The Cowboys are trying to get a third win, trying to give Greg Hardy a second chance and trying to accomplish something that would be an NFL first.
There’s your countdown — third, second, first — to a Dallas season that history says won’t include an NFL postseason berth.
“We understand,’’ Cowboys owner Jerry Jones said after Sunday’s 33-27 OT loss at AT&T Stadium when I asked him to evaluated his team’s standings situation. "We can add and subtract. We know what is ahead of us.’'
What’s ahead of the Cowboys, in the positive sense? Dallas (2-6) is at Tampa Bay this weekend with hopes of ending this six-game losing skid and then having Romo back from a broken collarbone to ignite a second-half push toward a winning streak with him participating Nov. 22 at Miami.
What’s ahead of the Cowboys, in the realistic sense? There’s no guarantee Romo is healthy. There’s no guarantee of success even if he is. There’s no reason to assume a win at Tampa — the Bucs at 3-5 have a better record than Dallas does. Hardy’s pass-rush presence isn’t helping the Cowboys get takeaways (they’re among the poorest in the NFL in that department) and Hardy’s off-field presence creates a mushrooming distraction for some.
“Greg has a commitment to us,” Jones said. “He has a commitment to do the right thing. We expect him to do the right thing. He has a commitment to his teammates and our team. The way it’s set up in the NFL, relative to behavior, and in fact we wanted to give Greg a second chance. And you lose that in the NFL if you don’t do the right things.’'
There is no indication that Hardy has botched that second chance, not inside of Valley Ranch. But he joins the rest of the Cowboys in botching chances to win games. And now Jerry’s add-and-subtract abacus tells us Dallas -- in last place in the NFC East -- would have to go 7-1 the rest of the way to get to 9-7.
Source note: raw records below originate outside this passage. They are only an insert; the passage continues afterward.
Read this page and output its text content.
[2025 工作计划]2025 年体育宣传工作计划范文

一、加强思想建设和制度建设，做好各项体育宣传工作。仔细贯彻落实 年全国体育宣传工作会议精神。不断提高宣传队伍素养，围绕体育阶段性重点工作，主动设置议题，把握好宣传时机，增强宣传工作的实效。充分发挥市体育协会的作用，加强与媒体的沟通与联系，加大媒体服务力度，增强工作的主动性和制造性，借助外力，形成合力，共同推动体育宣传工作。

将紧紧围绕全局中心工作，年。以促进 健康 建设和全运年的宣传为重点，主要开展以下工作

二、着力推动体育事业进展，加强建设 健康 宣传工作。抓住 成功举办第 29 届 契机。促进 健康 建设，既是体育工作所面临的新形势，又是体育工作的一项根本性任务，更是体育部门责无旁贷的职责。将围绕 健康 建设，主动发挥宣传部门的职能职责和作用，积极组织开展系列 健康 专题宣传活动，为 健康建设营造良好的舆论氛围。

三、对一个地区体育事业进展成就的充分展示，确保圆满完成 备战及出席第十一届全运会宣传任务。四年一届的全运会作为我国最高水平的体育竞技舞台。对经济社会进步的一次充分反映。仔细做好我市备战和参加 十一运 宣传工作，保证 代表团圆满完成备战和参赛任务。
Since 1990, of the 144 teams that started a season 2-5, only four have rebounded to make the playoffs. Start 0-6? Zero teams have rebounded to do so.
Should the Cowboys “do something’’? Sure. What, exactly? Fire the same GM who was NFL Executive of the Year last season? Accept the dopey label of “quitters’’? Nah, because if that is so, they would’ve quit in the first four periods. “Try harder’’?
"I would never at this juncture ever say anything other than we’re here to compete,’’ said Jason Witten. "We’re not competing at a high enough level to meet our goals and we have to figure out a way to compete; that’s on everybody’s shoulders.”
To Witten’s credit, he played “stand-up’’ guy in the locker room. A few other veteran Cowboys did, too. Disappointingly, above-the-marquee names Hardy and Dez Bryant did not. In my Premium Cowboys column here, I explain why that can be the tip of an accountability iceberg for this Titanic-looking team.
The game itself was bloated with bizarre and notable moments, with Dan Bailey doinking in a 44-yard field goal to force overtime, Darren McFadden offering up 27 carries for 117 yards, Cole Beasley combining with Dez for 14 catches, 221 yards and three scores, Sean Lee departing with yet another concussion and Matt Cassel passing for 299 yards and three touchdowns but gagging up a pick-six.
We just have to figure out a way to win,’’ Cassel said. "There is half a season left. I hate standing up here every week and saying that but it’s the truth. We got to get the momentum turned the other way.”
But like Jerry said, the Cowboys can "add and subtract.’’ They know they are now 0-7 without Romo since last year and 6-15 without him dating back to 2006. And they know that while there is indeed half a season left, adding Romo won’t automatically subtract all this team’s woes.